永明が白浜で過ごす歳月の間で、世界のパンダ飼育スキルが上がった。当初は麻酔をかけないと行うことのできなかった採血、レントゲン撮影が、2008年から取り入れたハズバンダリートレーニングによって麻酔なしで行えるようになった。今では永明は点眼治療も受けられる。
「健康な時でも採血できたら病気の早期発見などにつながります。永明は穏やかな性格でわりと(検査)しやすい。そこでスタッフにできる自信ができたら、他の個体に対してもトライしやすくなるところはあるんです。永明でいろんな人が勉強して、他の若いパンダのトレーニングに引き継いでいるのは大きいですよね」
16頭の子供を残し、飼育スタッフの経験にも貢献した永明。中尾さんは「健やかに生きてくれたら」との一心で送り出した。
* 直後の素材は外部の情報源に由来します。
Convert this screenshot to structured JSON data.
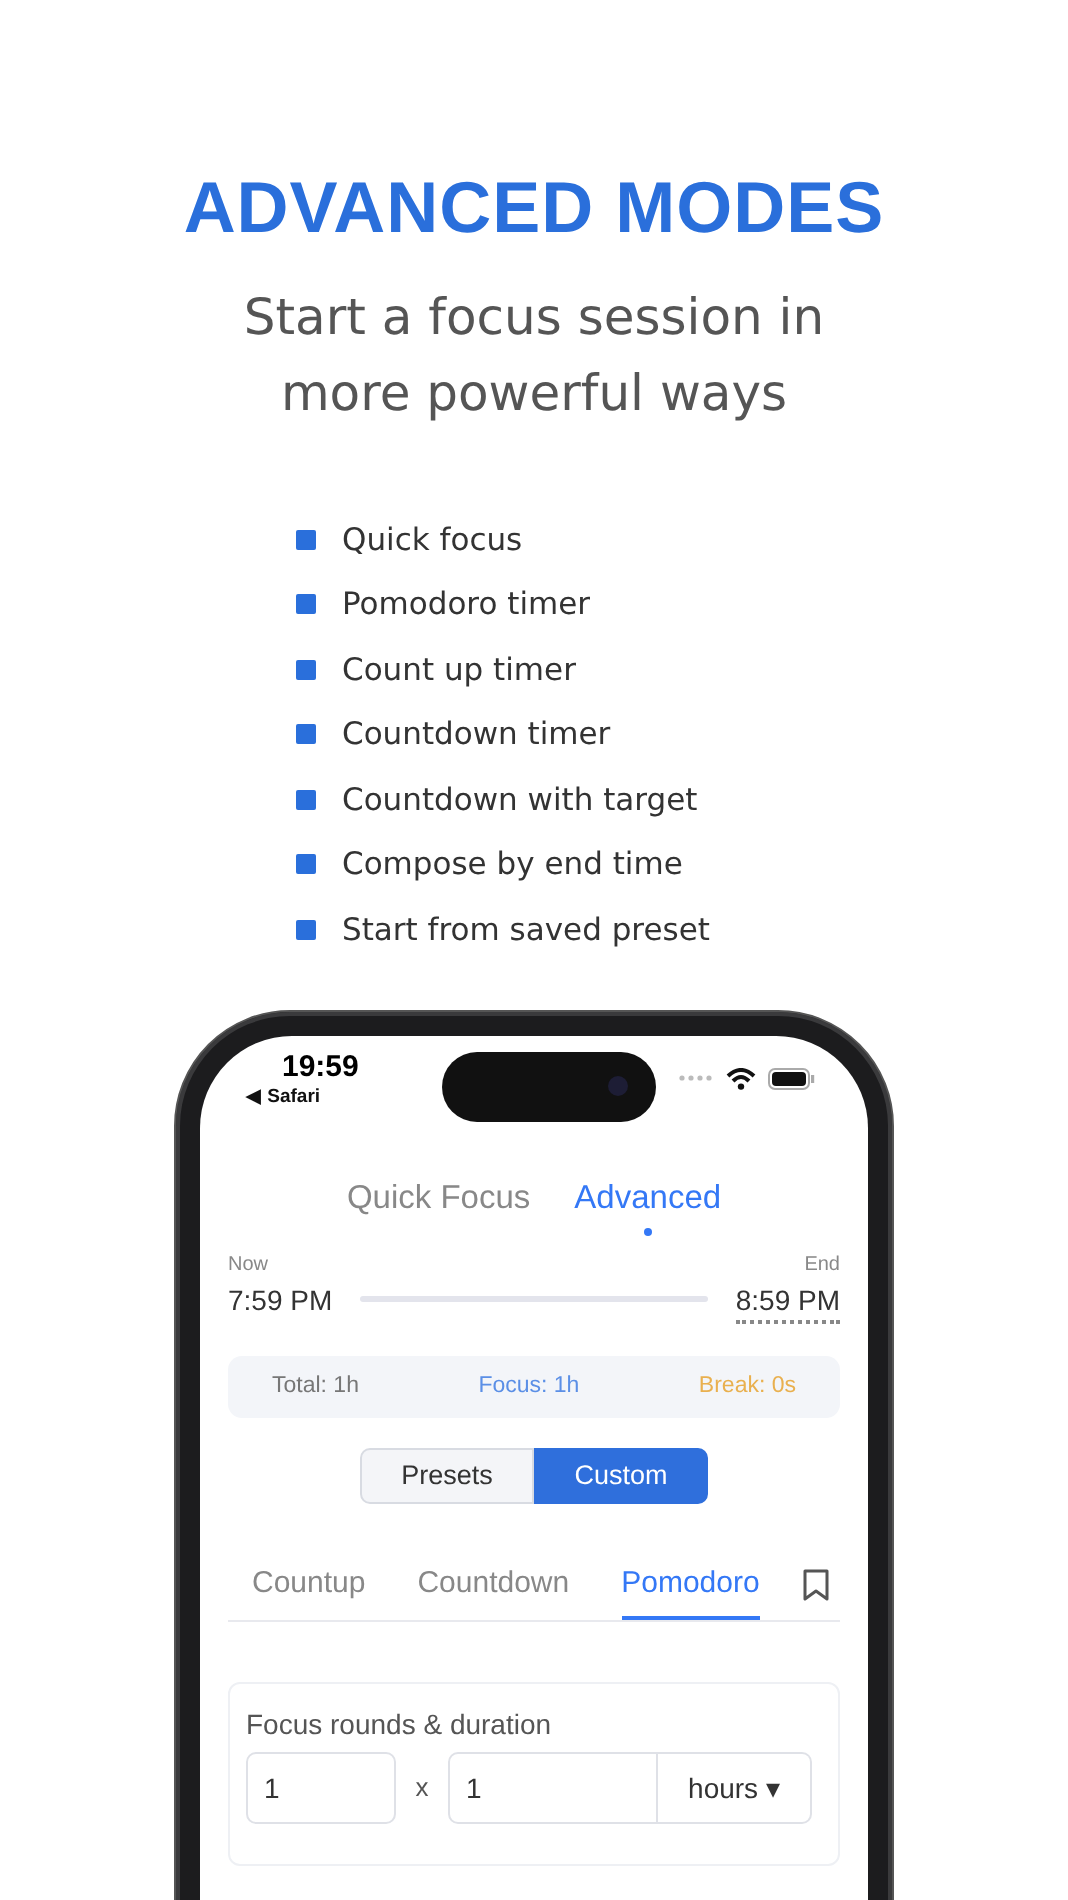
{
  "heading": "ADVANCED MODES",
  "subtitle": "Start a focus session in more powerful ways",
  "features": [
    "Quick focus",
    "Pomodoro timer",
    "Count up timer",
    "Countdown timer",
    "Countdown with target",
    "Compose by end time",
    "Start from saved preset"
  ],
  "status_bar": {
    "time": "19:59",
    "back_label": "◀ Safari"
  },
  "mode_tabs": [
    {
      "label": "Quick Focus",
      "selected": false
    },
    {
      "label": "Advanced",
      "selected": true
    }
  ],
  "timeline": {
    "start_label": "Now",
    "start_time": "7:59 PM",
    "end_label": "End",
    "end_time": "8:59 PM"
  },
  "summary": [
    {
      "kind": "total",
      "text": "Total: 1h"
    },
    {
      "kind": "focus",
      "text": "Focus: 1h"
    },
    {
      "kind": "break",
      "text": "Break: 0s"
    }
  ],
  "segments": [
    {
      "label": "Presets",
      "selected": false
    },
    {
      "label": "Custom",
      "selected": true
    }
  ],
  "timer_tabs": [
    {
      "label": "Countup",
      "selected": false
    },
    {
      "label": "Countdown",
      "selected": false
    },
    {
      "label": "Pomodoro",
      "selected": true
    }
  ],
  "focus_card": {
    "title": "Focus rounds & duration",
    "rounds": "1",
    "times_sign": "x",
    "duration": "1",
    "unit": "hours ▾"
  }
}
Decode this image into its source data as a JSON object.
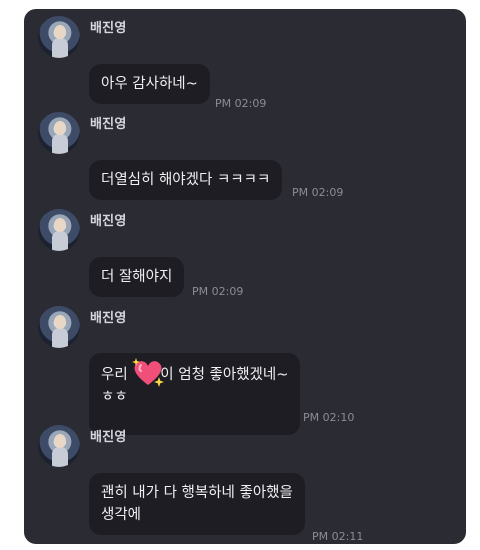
{
  "chat": {
    "messages": [
      {
        "sender": "배진영",
        "text": "아우 감사하네~",
        "time": "PM 02:09"
      },
      {
        "sender": "배진영",
        "text": "더열심히 해야겠다 ㅋㅋㅋㅋ",
        "time": "PM 02:09"
      },
      {
        "sender": "배진영",
        "text": "더 잘해야지",
        "time": "PM 02:09"
      },
      {
        "sender": "배진영",
        "line1_before": "우리 ",
        "line1_after": "이 엄청 좋아했겠네~",
        "line2": "ㅎㅎ",
        "emoji": "sparkling-heart-icon",
        "time": "PM 02:10"
      },
      {
        "sender": "배진영",
        "line1": "괜히 내가 다 행복하네 좋아했을",
        "line2": "생각에",
        "time": "PM 02:11"
      }
    ]
  },
  "colors": {
    "background": "#2b2b33",
    "bubble": "#1d1d23",
    "text": "#f0f0f3",
    "timestamp": "#8c8c96",
    "heart": "#f04f7a"
  }
}
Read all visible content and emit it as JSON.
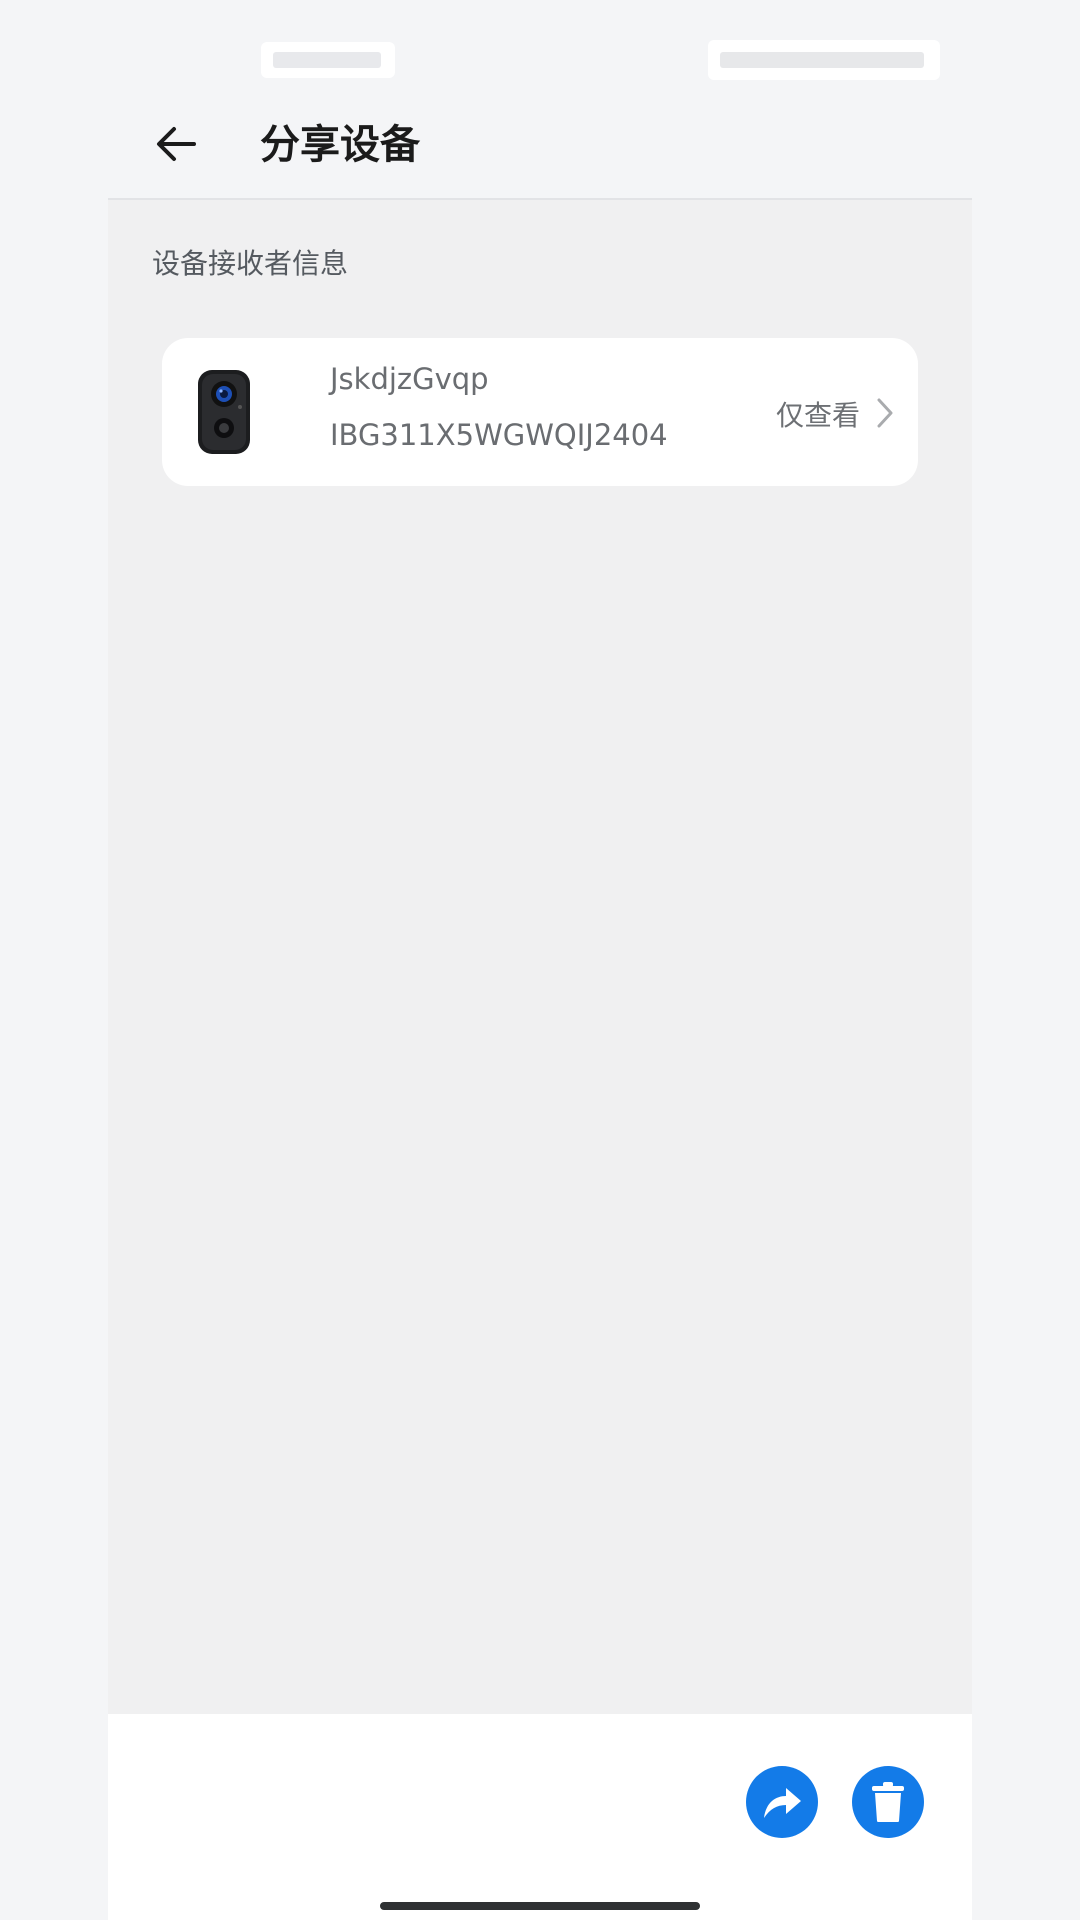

「中国は1年のうちに8か月くらい、永明の大好きなタケノコがあるらしいんです。春と、秋は永明だけにあげるタケノコを園内に用意してきた私たちにとってはパラダイスですよ。竹の種類も多いですし、不自由なく、うれしそうに独特の、あのしぐさで目を細めながら食べてくれたら。これまで28年、ずっと色々な情報共有はしてきましたし、中国の施設にはパンダ専門の獣医さんもいます。雄の30歳は今、生存している飼育個体では2番目の年長です。すごく長生きをしてほしいという贅沢は言いませんが、中国でも幸せに過ごしてほしいです」
永明が上に向けた右足の裏に右肘を置いて竹を食べている時は、満足しているサイン。そんなしぐさが中国でもたくさん見られることを願っている。